A 'mirror' vdev (RAID1) will approximately behave like a single disk in regards
to both parameters when writing data. When reading data if will behave like the
number of disks in the mirror.
A common situation is to have 4 disks. When setting it up as 2 mirror vdevs
(RAID10) the pool will have the write characteristics as two single disks in
regard of IOPS and bandwidth. For read operations it will resemble 4 single
disks.
A 'RAIDZ' of any redundancy level will approximately behave like a single disk
in regard of IOPS with a lot of bandwidth. How much bandwidth depends on the
size of the RAIDZ vdev and the redundancy level.
For running VMs, IOPS is the more important metric in most situations.
[[sysadmin_zfs_raid_size_space_usage_redundancy]]
Size, Space usage and Redundancy
^^^^^^^^^^^^^^^^^^^^^^^^^^^^^^^^
While a pool made of 'mirror' vdevs will have the best performance
characteristics, the usable space will be 50% of the disks available. Less if a
mirror vdev consists of more than 2 disks, for example in a 3-way mirror. At
least one healthy disk per mirror is needed for the pool to stay functional.
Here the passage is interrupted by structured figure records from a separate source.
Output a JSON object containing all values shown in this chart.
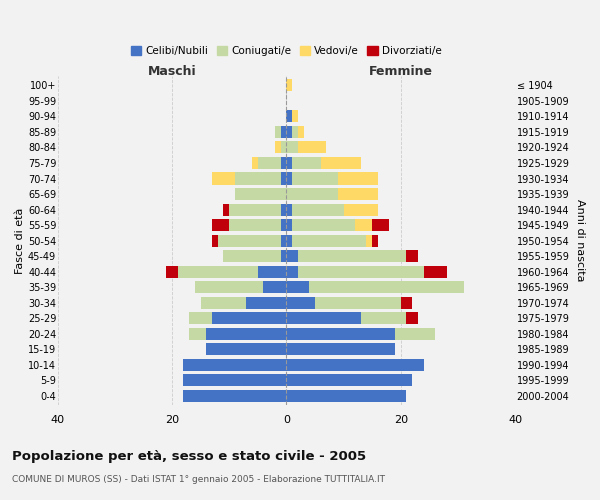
{
  "age_groups": [
    "0-4",
    "5-9",
    "10-14",
    "15-19",
    "20-24",
    "25-29",
    "30-34",
    "35-39",
    "40-44",
    "45-49",
    "50-54",
    "55-59",
    "60-64",
    "65-69",
    "70-74",
    "75-79",
    "80-84",
    "85-89",
    "90-94",
    "95-99",
    "100+"
  ],
  "birth_years": [
    "2000-2004",
    "1995-1999",
    "1990-1994",
    "1985-1989",
    "1980-1984",
    "1975-1979",
    "1970-1974",
    "1965-1969",
    "1960-1964",
    "1955-1959",
    "1950-1954",
    "1945-1949",
    "1940-1944",
    "1935-1939",
    "1930-1934",
    "1925-1929",
    "1920-1924",
    "1915-1919",
    "1910-1914",
    "1905-1909",
    "≤ 1904"
  ],
  "maschi": {
    "celibi": [
      18,
      18,
      18,
      14,
      14,
      13,
      7,
      4,
      5,
      1,
      1,
      1,
      1,
      0,
      1,
      1,
      0,
      1,
      0,
      0,
      0
    ],
    "coniugati": [
      0,
      0,
      0,
      0,
      3,
      4,
      8,
      12,
      14,
      10,
      11,
      9,
      9,
      9,
      8,
      4,
      1,
      1,
      0,
      0,
      0
    ],
    "vedovi": [
      0,
      0,
      0,
      0,
      0,
      0,
      0,
      0,
      0,
      0,
      0,
      0,
      0,
      0,
      4,
      1,
      1,
      0,
      0,
      0,
      0
    ],
    "divorziati": [
      0,
      0,
      0,
      0,
      0,
      0,
      0,
      0,
      2,
      0,
      1,
      3,
      1,
      0,
      0,
      0,
      0,
      0,
      0,
      0,
      0
    ]
  },
  "femmine": {
    "nubili": [
      21,
      22,
      24,
      19,
      19,
      13,
      5,
      4,
      2,
      2,
      1,
      1,
      1,
      0,
      1,
      1,
      0,
      1,
      1,
      0,
      0
    ],
    "coniugate": [
      0,
      0,
      0,
      0,
      7,
      8,
      15,
      27,
      22,
      19,
      13,
      11,
      9,
      9,
      8,
      5,
      2,
      1,
      0,
      0,
      0
    ],
    "vedove": [
      0,
      0,
      0,
      0,
      0,
      0,
      0,
      0,
      0,
      0,
      1,
      3,
      6,
      7,
      7,
      7,
      5,
      1,
      1,
      0,
      1
    ],
    "divorziate": [
      0,
      0,
      0,
      0,
      0,
      2,
      2,
      0,
      4,
      2,
      1,
      3,
      0,
      0,
      0,
      0,
      0,
      0,
      0,
      0,
      0
    ]
  },
  "colors": {
    "celibi": "#4472C4",
    "coniugati": "#C5D9A4",
    "vedovi": "#FFD966",
    "divorziati": "#C0000B"
  },
  "xlim": 40,
  "title": "Popolazione per età, sesso e stato civile - 2005",
  "subtitle": "COMUNE DI MUROS (SS) - Dati ISTAT 1° gennaio 2005 - Elaborazione TUTTITALIA.IT",
  "xlabel_maschi": "Maschi",
  "xlabel_femmine": "Femmine",
  "ylabel_left": "Fasce di età",
  "ylabel_right": "Anni di nascita",
  "legend_labels": [
    "Celibi/Nubili",
    "Coniugati/e",
    "Vedovi/e",
    "Divorziati/e"
  ],
  "bg_color": "#F2F2F2"
}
The usable space of a 'RAIDZ' type vdev of N disks is roughly N-P, with P being
the RAIDZ-level. The RAIDZ-level indicates how many arbitrary disks can fail
without losing data. A special case is a 4 disk pool with RAIDZ2. In this
situation it is usually better to use 2 mirror vdevs for the better performance
as the usable space will be the same.
Another important factor when using any RAIDZ level is how ZVOL datasets, which
are used for VM disks, behave. For each data block the pool needs parity data
which is at least the size of the minimum block size defined by the `ashift`
value of the pool. With an ashift of 12 the block size of the pool is 4k. The
default block size for a ZVOL is 8k. Therefore, in a RAIDZ2 each 8k block
written will cause two additional 4k parity blocks to be written,
8k + 4k + 4k = 16k. This is of course a simplified approach and the real
situation will be slightly different with metadata, compression and such not
being accounted for in this example.
This behavior can be observed when checking the following properties of the
ZVOL:
* `volsize`
* `refreservation` (if the pool is not thin provisioned)
* `used` (if the pool is thin provisioned and without snapshots present)
----
# zfs get volsize,refreservation,used <pool>/vm-<vmid>-disk-X
----
`volsize` is the size of the disk as it is presented to the VM, while
`refreservation` shows the reserved space on the pool which includes the
expected space needed for the parity data. If the pool is thin provisioned, the
`refreservation` will be set to 0. Another way to observe the behavior is to
compare the used disk space within the VM and the `used` property. Be aware
that snapshots will skew the value.
There are a few options to counter the increased use of space:
* Increase the `volblocksize` to improve the data to parity ratio
* Use 'mirror' vdevs instead of 'RAIDZ'
* Use `ashift=9` (block size of 512 bytes)
The `volblocksize` property can only be set when creating a ZVOL. The default
value can be changed in the storage configuration. When doing this, the guest
needs to be tuned accordingly and depending on the use case, the problem of
write amplification if just moved from the ZFS layer up to the guest.
Using `ashift=9` when creating the pool can lead to bad
performance, depending on the disks underneath, and cannot be changed later on.
Mirror vdevs (RAID1, RAID10) have favorable behavior for VM workloads. Use
them, unless your environmanet has specific needs and charactersitics where
RAIDZ performance characteristics are acceptable.